Early on in his public ministry, Jesus preached a sermon in which he announced his calling and, in so doing, reminded his hearers of theirs. (Luke 4:16-19). He was also reminding them of God’s promise and purpose for them as God’s people. Predictably, they found this so disturbing that they drove him out of town. However, his words were not meant to inflame, at least not in a destructive sense. They were a reminder of what the Church is intended to be, aflame with love for all God’s people. So his words merit being briefly and broadly re-figured and applied to the life of the Church here in Wales:

Jesus is telling his congregation, and all of us, that we are his. So we can read as follows:

‘The Spirit of the Lord is upon you. Rise to meet it and be worthy of it because in and with me, you have been anointed to bring good news to the poor. You have been given the grace to be more than yourselves by speaking and living for those you exist to serve, and to succour them in their times of need – whatever the circumstances and whatever it takes. This should  be your primary concern, even if it costs you your status, your stipend or your personal reputation. Any considerations which get in the way of announcing the good news to the poor should be dismissed as irrelevant, if not damaging.

You have been sent in my abiding Spirit to release the captive. Captives include all those whose gifts are ignored (because you either fear or do not value them) or who are excluded or marginalised on the basis of gender or sexual orientation, or of any other consideration. The proclaiming of the good news begins with proclaiming it to each other, as you ensure that none of these practices of mind and heart find a place in your midst. You proclaim the good news first by living it.

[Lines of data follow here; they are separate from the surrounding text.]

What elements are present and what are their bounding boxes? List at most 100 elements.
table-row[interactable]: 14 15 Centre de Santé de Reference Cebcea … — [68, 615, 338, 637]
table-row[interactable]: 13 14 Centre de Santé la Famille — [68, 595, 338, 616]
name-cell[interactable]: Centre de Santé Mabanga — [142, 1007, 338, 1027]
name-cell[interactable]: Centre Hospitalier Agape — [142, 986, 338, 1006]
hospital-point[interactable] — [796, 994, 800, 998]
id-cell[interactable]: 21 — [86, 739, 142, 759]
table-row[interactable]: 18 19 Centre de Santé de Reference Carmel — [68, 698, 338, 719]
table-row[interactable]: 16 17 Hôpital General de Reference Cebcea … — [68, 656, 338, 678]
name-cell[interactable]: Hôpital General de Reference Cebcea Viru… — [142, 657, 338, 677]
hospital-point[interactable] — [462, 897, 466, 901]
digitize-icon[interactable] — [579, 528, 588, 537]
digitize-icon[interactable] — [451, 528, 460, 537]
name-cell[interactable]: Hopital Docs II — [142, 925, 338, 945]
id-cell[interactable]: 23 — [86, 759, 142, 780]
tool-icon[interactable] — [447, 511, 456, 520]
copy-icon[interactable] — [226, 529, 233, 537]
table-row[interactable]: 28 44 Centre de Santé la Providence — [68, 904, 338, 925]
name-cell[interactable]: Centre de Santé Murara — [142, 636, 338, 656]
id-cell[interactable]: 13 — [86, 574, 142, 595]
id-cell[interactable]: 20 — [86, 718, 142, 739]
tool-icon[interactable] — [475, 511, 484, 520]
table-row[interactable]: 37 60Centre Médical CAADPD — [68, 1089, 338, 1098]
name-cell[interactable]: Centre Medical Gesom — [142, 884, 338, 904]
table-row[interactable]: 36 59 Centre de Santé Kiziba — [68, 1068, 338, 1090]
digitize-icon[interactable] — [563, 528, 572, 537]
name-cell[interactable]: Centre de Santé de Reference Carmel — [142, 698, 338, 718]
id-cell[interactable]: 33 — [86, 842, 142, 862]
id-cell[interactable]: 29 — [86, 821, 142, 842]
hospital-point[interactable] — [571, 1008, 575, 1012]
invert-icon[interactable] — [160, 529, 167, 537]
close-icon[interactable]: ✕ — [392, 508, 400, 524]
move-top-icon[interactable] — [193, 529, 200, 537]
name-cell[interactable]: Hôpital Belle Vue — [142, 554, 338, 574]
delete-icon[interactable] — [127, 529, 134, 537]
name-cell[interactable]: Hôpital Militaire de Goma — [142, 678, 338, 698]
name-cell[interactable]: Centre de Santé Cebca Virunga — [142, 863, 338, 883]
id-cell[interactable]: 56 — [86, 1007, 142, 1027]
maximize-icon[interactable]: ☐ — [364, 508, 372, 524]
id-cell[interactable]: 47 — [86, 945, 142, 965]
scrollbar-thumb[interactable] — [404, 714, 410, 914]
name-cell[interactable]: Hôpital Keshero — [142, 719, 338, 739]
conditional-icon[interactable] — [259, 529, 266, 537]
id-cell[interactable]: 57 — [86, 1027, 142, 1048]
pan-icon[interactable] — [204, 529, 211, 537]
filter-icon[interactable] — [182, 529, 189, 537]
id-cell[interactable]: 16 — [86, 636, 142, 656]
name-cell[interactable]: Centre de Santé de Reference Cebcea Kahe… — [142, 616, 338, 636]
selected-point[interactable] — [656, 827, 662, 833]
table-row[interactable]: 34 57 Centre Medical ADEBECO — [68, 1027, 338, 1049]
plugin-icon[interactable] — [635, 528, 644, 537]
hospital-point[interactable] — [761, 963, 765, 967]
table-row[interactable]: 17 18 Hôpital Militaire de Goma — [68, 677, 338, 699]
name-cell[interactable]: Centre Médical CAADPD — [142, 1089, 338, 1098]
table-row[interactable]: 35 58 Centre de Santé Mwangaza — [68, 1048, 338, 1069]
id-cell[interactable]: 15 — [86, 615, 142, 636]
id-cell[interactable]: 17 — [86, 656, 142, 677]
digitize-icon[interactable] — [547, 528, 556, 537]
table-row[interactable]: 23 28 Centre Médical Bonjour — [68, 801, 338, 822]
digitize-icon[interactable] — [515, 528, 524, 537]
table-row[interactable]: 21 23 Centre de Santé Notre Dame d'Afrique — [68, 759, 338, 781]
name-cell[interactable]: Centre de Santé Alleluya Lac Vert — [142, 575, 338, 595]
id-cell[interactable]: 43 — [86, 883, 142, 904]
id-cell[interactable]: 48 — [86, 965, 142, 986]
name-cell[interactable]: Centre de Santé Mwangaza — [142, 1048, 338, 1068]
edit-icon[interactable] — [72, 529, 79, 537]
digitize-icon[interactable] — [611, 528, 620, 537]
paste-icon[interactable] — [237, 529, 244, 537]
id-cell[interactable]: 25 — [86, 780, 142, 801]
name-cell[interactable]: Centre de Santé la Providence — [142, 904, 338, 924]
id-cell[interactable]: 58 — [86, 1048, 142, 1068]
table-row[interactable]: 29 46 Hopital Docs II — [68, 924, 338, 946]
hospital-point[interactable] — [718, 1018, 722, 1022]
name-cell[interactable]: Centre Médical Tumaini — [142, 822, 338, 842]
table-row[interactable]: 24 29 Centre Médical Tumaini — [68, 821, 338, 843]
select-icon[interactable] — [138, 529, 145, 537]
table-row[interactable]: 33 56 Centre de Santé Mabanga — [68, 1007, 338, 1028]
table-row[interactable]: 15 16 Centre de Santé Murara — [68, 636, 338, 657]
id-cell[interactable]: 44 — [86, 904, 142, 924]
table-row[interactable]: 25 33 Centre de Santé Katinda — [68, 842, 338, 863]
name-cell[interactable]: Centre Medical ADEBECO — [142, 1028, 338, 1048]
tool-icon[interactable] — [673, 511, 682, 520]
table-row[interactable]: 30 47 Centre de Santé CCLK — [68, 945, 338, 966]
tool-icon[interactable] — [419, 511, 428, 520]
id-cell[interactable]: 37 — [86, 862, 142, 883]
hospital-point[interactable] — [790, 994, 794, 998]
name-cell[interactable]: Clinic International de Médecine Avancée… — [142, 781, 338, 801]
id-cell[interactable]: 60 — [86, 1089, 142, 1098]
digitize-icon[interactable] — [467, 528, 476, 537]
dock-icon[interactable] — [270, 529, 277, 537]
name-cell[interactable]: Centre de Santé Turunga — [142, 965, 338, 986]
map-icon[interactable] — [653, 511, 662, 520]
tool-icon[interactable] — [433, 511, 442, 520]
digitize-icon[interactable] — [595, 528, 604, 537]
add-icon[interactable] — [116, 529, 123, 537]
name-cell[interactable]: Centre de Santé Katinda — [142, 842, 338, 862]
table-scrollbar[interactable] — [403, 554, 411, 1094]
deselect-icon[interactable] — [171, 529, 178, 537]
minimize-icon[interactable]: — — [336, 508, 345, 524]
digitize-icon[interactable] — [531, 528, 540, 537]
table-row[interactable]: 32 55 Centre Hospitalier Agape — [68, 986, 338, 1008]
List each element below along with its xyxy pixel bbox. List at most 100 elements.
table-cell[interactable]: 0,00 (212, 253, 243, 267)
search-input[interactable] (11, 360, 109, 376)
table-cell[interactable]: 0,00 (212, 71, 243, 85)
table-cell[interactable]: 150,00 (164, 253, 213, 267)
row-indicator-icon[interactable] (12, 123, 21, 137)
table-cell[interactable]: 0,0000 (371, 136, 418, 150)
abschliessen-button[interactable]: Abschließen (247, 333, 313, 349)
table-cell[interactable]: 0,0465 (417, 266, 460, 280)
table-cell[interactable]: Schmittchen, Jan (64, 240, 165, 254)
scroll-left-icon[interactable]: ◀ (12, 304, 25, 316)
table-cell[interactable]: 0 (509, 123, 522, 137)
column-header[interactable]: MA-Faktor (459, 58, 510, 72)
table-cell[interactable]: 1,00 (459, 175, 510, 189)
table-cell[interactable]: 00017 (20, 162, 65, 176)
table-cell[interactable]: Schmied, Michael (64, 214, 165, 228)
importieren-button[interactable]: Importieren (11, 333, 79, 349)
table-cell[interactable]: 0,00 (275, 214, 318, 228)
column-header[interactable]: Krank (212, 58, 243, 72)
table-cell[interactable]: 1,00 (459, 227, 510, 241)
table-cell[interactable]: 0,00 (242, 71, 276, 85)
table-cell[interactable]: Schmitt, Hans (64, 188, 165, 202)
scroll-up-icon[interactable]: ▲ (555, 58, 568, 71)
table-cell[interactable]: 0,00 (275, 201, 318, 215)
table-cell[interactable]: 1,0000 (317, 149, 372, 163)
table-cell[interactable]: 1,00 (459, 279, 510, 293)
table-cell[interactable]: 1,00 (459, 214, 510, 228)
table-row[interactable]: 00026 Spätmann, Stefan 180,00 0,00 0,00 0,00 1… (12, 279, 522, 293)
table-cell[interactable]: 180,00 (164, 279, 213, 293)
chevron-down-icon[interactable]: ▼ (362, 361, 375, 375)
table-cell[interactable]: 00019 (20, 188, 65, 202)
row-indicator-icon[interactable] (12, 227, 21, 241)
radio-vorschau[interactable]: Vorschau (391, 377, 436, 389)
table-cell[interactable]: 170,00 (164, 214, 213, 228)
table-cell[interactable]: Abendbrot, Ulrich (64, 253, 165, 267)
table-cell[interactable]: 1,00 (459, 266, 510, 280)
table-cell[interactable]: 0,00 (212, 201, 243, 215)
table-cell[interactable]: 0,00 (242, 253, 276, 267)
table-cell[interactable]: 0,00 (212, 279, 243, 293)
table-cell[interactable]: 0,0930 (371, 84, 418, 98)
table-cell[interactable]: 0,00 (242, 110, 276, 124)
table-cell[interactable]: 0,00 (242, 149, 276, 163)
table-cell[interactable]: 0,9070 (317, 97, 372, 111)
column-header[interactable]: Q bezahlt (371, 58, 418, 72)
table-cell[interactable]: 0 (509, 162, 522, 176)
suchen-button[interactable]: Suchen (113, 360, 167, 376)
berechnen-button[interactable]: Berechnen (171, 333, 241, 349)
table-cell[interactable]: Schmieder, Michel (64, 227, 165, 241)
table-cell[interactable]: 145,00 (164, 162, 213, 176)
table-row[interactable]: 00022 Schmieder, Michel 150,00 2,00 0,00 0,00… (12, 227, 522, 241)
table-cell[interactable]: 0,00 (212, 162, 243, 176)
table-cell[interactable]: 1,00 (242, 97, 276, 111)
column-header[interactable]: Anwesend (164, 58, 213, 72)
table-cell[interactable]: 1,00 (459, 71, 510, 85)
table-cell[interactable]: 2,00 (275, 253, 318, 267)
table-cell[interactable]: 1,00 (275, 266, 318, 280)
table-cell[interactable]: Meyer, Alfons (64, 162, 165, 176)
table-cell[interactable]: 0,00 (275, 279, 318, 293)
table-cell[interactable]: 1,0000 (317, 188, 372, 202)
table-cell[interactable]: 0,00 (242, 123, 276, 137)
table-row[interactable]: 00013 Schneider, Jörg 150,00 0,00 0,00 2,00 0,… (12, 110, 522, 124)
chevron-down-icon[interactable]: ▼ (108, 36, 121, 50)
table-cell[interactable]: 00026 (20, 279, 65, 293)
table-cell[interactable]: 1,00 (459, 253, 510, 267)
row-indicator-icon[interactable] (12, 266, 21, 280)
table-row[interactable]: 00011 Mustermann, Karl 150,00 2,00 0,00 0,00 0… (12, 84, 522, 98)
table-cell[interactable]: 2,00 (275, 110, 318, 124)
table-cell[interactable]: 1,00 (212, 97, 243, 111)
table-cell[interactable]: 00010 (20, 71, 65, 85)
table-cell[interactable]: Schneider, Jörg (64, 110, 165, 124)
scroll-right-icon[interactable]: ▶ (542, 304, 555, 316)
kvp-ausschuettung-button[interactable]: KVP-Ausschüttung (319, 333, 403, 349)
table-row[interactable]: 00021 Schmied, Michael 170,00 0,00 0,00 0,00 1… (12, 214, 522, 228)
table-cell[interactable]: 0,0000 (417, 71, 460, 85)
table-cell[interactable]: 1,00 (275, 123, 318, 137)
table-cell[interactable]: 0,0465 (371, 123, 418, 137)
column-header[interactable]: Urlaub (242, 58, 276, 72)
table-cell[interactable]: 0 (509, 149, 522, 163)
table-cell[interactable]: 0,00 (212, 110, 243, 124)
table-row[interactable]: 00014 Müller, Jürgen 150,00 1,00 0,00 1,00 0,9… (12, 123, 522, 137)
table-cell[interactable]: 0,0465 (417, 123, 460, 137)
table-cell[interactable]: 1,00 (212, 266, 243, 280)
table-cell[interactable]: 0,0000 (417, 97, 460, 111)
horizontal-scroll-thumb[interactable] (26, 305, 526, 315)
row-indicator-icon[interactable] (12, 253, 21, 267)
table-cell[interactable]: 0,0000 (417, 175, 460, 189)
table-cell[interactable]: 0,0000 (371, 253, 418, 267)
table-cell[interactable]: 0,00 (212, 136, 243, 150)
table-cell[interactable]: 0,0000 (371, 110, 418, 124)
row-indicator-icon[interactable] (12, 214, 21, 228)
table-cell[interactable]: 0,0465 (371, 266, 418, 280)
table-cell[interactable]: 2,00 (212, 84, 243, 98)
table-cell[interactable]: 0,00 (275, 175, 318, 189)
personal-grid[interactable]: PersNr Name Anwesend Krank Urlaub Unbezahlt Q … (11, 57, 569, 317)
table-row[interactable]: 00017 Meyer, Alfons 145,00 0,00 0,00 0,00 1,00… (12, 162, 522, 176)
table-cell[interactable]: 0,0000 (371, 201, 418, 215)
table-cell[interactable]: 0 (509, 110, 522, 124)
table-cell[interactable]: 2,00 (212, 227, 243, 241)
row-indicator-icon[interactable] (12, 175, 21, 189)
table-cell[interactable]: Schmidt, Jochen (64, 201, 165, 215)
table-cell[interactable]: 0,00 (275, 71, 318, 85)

You are also to bring recovery of sight to the blind, as you let the oppressed go free. Recovery of sight begins with recovering your own sight. It means seeing yourselves as God sees you, not as you imagine yourselves to be. You are therefore called to be ‘transparent’ to God, in what you say and do, both individually and as the corpus of Christ. The one informs the other. When you become transparent to God, you will become transparent to his truth and righteousness.  Only then will you be able to proclaim the year of the Lord’s favour, of his loving kindness and mercy, at a time when many people feel very far from him. Such transparency takes courage.